As if either of them had that freedom. As if the world didn’t belong to Alaric and they could hide somewhere in it. As if Numair’s most minor absence from Veralna didn’t have to be planned and approved. As if he belonged to himself.

Her gaze went to the clock on the far wall. “I have something I promised to do. Put on a different face and come with me?”

“I’d like to.”

“But you can’t?”

He shook his head. He was already going to have enough to fix, following her out of the palace like that. But he couldn’t bring himself to regret it.

She turned to go, stopped, turned back. “If I come by tonight, will you be here?”

He wished she hadn’t asked that. “No.”

She didn’t leave, and now he wished she would. Wished the knowledge of what that no meant wasn’t sitting between them. Wished he was a different person.

“When will you be?”

“Clare.” He closed his eyes. Opened them to find her kneeling in front of where he sat.

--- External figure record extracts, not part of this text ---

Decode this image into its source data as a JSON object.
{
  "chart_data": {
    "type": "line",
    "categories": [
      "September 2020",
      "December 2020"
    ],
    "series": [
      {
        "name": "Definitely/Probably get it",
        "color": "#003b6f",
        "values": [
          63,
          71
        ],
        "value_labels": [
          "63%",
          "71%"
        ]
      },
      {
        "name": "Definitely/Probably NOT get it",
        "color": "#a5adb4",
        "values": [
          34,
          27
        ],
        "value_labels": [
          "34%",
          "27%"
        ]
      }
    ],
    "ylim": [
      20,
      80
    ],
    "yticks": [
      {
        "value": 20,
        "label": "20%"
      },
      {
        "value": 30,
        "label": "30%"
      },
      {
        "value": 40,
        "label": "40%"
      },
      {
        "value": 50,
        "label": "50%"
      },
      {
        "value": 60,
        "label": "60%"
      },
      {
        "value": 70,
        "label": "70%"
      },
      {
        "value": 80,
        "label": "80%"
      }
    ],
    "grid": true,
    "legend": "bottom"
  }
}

“When will you be?” she pushed.

Her liquid green eyes were intent on him, and he searched them for judgment. Relented when he found none. “I don’t know.”

She gave a sharp nod and rose, making him realize she’d taken the truth he’d given her for a brush-off.

“I don’t know,” he repeated. “But I’ll tell you when I do.”

She smiled. The first one he’d seen from her that didn’t look like a warning or a promise or a presentation. It just looked like…her.

Then she was gone and he was sitting there, staring at her blood drying on the floor and wondering if she had any notion of how much messier she’d made his already complicated life.

Chapter Fifty-Three

Who You Are

Something dark and chaotic churned in Clare. Something the strain of exhausting her muscles on the bag had tempered, and Numair’s no in answer to her question had coaxed from a diminished ember back to a raging fire. The flames licked at her bones, a deep burn that needed an outlet.